Too many, Lord, abuse Thy grace
In this licentious day,
And while they boast they see Thy face,
They turn their own away.
Thy book displays a gracious light
That can the blind restore;
But these are dazzled by the sight,
And blinded still the more.
The format of the poem is a prayer, a mourning cry to God. Cowper begins with highlighting the hypocrisy of the day and the licentiousness, or lawlessness, that abounds. People claim to love the law of God but are not constrained by it. They say that they see God's face, but they're really turning "their own away." The second stanza is a picture of the work of the Word of God, using this metaphor of light. The Word displays a light that can both transform and blind, and you can see Cowper's literary skill come out. It is a light that transforms the blind but blinds those who think they're transformed. The power is not in the interpretation of the Word, insists Cowper, but the Word itself.

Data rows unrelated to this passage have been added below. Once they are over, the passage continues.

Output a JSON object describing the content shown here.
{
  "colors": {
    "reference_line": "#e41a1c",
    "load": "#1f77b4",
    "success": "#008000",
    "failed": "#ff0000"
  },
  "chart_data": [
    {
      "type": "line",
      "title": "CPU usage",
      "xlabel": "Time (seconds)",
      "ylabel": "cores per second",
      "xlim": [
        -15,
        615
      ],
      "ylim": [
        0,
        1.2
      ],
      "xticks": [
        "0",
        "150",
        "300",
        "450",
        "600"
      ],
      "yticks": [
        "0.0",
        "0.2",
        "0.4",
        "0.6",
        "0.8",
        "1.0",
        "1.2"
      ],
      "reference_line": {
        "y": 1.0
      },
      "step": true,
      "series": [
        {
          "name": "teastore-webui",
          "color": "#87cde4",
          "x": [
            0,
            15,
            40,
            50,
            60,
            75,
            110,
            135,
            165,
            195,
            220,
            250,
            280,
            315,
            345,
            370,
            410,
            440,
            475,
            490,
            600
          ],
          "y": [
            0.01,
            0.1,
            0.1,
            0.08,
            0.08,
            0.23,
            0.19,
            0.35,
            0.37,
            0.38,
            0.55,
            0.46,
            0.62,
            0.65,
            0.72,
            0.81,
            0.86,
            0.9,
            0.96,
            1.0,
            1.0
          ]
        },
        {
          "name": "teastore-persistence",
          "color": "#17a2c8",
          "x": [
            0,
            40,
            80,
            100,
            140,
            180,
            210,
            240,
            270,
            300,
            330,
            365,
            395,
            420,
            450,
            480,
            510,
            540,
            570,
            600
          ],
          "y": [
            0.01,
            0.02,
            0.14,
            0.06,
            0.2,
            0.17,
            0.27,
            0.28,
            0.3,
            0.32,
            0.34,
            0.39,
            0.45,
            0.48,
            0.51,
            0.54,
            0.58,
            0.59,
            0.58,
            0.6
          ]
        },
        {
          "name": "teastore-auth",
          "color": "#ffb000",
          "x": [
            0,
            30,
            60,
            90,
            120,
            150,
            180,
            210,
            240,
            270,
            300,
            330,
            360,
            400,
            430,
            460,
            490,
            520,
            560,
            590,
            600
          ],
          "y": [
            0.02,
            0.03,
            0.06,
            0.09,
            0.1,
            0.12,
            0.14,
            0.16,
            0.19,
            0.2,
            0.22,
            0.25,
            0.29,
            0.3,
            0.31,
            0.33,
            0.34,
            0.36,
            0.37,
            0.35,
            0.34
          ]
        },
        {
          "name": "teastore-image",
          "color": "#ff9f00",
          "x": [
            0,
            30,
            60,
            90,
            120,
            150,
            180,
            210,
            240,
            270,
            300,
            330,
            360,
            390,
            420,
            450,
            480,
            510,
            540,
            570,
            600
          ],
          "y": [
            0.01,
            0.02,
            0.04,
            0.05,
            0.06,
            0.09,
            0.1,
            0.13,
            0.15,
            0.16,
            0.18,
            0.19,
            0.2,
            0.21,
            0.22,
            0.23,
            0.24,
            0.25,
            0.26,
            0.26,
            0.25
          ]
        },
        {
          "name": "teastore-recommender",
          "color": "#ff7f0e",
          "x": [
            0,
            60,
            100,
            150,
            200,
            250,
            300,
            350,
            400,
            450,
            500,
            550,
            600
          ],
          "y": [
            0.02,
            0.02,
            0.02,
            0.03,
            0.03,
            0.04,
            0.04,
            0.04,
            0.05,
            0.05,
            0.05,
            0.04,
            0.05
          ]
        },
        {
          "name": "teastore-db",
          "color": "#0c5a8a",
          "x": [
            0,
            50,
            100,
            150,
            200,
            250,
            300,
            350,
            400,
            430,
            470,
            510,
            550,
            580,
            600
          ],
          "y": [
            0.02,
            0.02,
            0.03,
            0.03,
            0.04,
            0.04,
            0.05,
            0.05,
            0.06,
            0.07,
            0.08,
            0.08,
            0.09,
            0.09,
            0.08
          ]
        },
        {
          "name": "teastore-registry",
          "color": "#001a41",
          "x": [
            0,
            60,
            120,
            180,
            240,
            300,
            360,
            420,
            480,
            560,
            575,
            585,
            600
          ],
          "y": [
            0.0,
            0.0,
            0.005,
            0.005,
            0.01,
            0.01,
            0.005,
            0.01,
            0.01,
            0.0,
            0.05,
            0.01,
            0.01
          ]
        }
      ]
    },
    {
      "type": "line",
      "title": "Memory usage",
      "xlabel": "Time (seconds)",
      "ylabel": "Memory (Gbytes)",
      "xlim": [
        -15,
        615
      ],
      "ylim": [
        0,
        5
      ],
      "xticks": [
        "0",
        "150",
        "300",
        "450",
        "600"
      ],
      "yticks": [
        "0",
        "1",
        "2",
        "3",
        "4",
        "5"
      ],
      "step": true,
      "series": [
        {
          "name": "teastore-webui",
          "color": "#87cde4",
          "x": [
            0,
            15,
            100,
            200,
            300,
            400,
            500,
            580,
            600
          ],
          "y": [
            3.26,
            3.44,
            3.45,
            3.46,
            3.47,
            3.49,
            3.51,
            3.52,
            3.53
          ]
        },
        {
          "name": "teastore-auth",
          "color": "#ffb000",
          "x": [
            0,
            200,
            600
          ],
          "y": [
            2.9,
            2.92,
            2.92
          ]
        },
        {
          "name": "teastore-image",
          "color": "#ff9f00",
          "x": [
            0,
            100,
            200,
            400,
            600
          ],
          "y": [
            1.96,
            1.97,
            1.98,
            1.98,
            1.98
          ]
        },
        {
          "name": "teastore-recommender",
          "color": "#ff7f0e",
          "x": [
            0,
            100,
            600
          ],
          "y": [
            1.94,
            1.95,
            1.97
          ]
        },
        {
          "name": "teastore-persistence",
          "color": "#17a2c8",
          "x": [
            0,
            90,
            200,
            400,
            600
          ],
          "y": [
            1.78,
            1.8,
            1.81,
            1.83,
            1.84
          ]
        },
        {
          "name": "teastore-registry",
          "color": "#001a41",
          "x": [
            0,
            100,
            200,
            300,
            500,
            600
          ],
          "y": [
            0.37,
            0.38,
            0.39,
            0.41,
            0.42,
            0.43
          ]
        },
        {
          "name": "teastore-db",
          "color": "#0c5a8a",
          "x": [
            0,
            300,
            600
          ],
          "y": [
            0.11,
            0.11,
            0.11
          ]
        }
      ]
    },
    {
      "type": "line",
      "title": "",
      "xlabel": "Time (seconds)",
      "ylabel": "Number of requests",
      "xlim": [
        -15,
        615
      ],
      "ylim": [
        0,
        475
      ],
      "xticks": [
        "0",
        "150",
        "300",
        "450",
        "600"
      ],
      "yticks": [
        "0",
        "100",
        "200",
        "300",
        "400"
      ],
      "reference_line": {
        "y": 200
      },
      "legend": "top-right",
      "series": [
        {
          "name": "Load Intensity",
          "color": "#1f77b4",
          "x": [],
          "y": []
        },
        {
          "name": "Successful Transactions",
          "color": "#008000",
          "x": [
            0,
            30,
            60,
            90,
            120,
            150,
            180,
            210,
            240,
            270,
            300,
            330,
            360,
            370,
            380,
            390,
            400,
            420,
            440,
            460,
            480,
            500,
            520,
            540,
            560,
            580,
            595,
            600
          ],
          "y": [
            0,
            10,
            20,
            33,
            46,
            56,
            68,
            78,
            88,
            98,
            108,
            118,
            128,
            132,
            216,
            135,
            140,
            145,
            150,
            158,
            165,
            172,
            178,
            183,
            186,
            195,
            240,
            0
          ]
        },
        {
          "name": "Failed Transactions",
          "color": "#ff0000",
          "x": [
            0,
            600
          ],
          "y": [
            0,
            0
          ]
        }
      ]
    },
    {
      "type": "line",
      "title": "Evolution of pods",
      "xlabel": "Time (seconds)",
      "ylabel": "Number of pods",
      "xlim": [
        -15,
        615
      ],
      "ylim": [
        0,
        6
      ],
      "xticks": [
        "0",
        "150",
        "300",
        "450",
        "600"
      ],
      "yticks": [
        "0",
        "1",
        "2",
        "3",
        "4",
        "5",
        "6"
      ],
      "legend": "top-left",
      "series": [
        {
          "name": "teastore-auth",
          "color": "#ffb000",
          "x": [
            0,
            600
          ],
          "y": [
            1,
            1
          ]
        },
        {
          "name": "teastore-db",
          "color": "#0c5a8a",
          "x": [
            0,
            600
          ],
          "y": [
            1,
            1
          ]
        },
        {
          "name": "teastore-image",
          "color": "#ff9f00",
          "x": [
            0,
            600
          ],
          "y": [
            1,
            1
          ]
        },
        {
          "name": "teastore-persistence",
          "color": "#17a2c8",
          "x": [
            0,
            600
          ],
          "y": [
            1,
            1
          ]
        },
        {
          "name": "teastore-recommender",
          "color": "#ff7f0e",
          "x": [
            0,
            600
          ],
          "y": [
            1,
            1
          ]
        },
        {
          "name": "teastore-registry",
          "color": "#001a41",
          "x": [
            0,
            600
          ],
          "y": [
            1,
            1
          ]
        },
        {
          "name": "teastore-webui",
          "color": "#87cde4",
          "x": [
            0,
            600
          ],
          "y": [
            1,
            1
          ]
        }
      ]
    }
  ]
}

The pardon such presume upon,
They do not beg but steal;
And when they plead it at Thy throne,
Oh! where's the Spirit's seal?
Was it for this, ye lawless tribe,
The dear Redeemer bled?
Is this the grace the saints imbibe
From Christ the living head?
Next Cowper paints a picture of the hypocrites approaching God with their stolen grace, a badly disfigured replica. You get a taste of Matthew 7:23 here, when the self-deceived try to shoulder their way into the Kingdom with good deeds, and Jesus says to them, "I never knew you; depart from me, you workers of lawlessness." What perhaps may seem cold is really just justice, though a painful justice, the result of a life wasted on selfish pursuits.
But then in Stanza 4, you get a beautiful picture of grace. The truly saved are the "lawless tribe" but have been saved by the Redeemer's blood. And we absorb "grace/From Christ the living head." Left to our own vanity and pride, we will deceive ourselves by our hypocrisy, but when Christ redeems a soul, grace is imbibed.
Ah, Lord, we know Thy chosen few
Are fed with heavenly fare;
But these, -- the wretched husks they chew,
Proclaim them what they are.
The liberty our hearts implore
Is not to live in sin;
But still to wait at Wisdom's door,
Till Mercy calls us in.
Now Cowper appears to take a spin on another well-known passage, the "you will know a tree by its fruit" from Matthew 12:33, except he uses what they eat instead of what they bloom. Their heart's loyalty is shown pretty evidently from what overflows out of their heart, he says. Do they feast on the "heavenly fare" or are they content to chew "the wretched husks"? Do their deeds bear good fruit or rotten fruit?
Cowper ends the poem with a call to holy living, to forsake sin, to embrace wisdom, and to wait eagerly for the final call of mercy. At the beginning of the stanza, Cowper highlights what the power is that gives us strength to do those things - "the liberty of our hearts," or the freedom in Christ.
This poem may seem tough and offensive and cold and loveless, but I plead with you to read it again and see that it's not. This is Cowper's prayer, and my guess is that it hurt him just as much to write it as it does us to read it. For it's a dark commentary on the times we live in and the sin that abounds. Let this be our wake-up call to never forsake preaching the gospel, loving, telling, showing, doing, being - in everything. Let no one say to us, "You left me deceived," so that Christ will say to them, "I never knew you."